Jennifer Jermaine, state representative for District 18 and a member of the White Earth Nation (Ojibwe) tribe from Minnesota, serves as the chair of the committee. Jermaine, who oversaw the discussion, said, “We launched this Missing and Murdered Indigenous Peoples committee with an expanded scope to include our men, boys and two-spirit LGBTQ relatives.” 

The committee was established in 2019 for state lawmakers to collaborate with tribal communities to address the growing epidemic of missing and murdered Indigenous people in Arizona. At the SRPMIC meeting on November 18, Jermaine was joined by the committee’s vice-chair, Representative Jasmine Blackwater-Nygren (Navajo); Senator Theresa Hatathlie-Delmar (Diné); Gila River Indian Community Lt. Governor Monica Antone; Phoenix Indian Center Interim CEO Jolyana Begay-Kroupa (Diné); community leader and activist Debbie Nez-Manuel (Navajo), and a host of other committee members. 

“We are truly honored to be here to hold this hearing today,” said SRPMIC Council Representative Wi-Bwa Grey. She talked about the Community’s effort to pass a resolution to proclaim May 5 as MMIP Awareness Day. 

Grey’s presentation covered SRPMIC efforts to help raise awareness about MMIP through grassroots initiatives, as well as discussions within and outside of the Community on various panels and the reauthorization of the Violence Against Women Act by President Joe Biden in March of this year.

She said the Community has made efforts to improve the way it collects and maintains data on its members who have may have gone missing, and it has increased its interaction with other agencies and tribal communities outside the SRPMIC. 

Grey said other measures have been taken to help inform the Community about potential missing persons, such as runaway teens. 

“The Salt River Police Department created a new customized report form with new data boxes that include tribal affiliation, enrollment number and a list of the 574 federally recognized tribes [throughout the United States],” said Grey. 

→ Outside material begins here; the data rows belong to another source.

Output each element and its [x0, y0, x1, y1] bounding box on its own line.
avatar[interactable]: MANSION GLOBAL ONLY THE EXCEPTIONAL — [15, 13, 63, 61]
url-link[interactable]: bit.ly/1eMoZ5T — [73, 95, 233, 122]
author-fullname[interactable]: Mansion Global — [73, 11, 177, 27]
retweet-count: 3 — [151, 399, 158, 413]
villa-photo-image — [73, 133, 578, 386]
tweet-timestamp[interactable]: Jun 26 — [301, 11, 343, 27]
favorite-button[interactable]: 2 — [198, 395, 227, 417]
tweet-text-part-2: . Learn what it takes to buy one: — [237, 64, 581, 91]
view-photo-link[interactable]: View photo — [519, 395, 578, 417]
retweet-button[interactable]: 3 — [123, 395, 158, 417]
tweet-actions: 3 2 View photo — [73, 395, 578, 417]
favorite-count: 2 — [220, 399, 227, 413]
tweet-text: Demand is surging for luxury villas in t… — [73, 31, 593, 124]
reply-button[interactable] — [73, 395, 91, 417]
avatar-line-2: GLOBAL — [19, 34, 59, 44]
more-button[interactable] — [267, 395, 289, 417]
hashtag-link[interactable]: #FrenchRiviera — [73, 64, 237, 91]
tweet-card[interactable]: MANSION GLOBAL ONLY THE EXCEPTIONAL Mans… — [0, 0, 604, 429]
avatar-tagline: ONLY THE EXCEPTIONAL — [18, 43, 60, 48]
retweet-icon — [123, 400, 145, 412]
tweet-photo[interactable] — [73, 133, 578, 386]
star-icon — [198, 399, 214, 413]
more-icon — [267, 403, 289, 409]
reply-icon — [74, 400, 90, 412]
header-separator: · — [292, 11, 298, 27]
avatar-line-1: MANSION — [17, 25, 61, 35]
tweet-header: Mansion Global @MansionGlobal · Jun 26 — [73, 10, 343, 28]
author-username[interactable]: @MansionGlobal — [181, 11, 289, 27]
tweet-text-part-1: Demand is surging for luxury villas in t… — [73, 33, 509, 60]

She hopes that with this new form, more accurate data can be collected on missing Community members that could be shared with other agencies to help locate these individuals. She said, “The sharing of data is essential for locating missing persons, and we hope this level of data sharing can become the standard practice” to address any gaps in missing information.

Grey added, “The Salt River Police Department and SRPMIC Social Services Department worked in conjunction on coordinating efforts for the Community regarding weekly emails on a list of runaway children so they can be aware through social media.” 

Other presentations during the committee meeting covered how institutions like Arizona State University’s Research on Violent Victimization (ROVV) Lab and the House Bill 2570 Legislative Study Committee (on missing and murdered Indigenous women and girls) are compiling information on the Indigenous population on the MMIP issue. 

Valaura Imus-Nahsonhoya (Hopi), director of community engagement for the ROVV Lab, presented informational slides on the lab’s findings. According to the information collected, 474 Indigenous men and boys in Arizona were victims of homicide over a 40-year span. Also, 48 men and boys were the center of an active missing persons case in Arizona between April and July of this year. For females a total of 160 Indigenous women and girls were murdered in Arizona from 1976 to 2018. 

Indigenous women also were categorized as missing two times longer than men and boys and were at higher risk of going missing at the hands of an unknown offender, meaning they had no prior knowledge of their perpetrator.

The overall goal of the ad hoc committee is to familiarize itself with tribal communities in Arizona and strengthen ties by bringing the stories and faces of missing Indigenous persons to the forefront.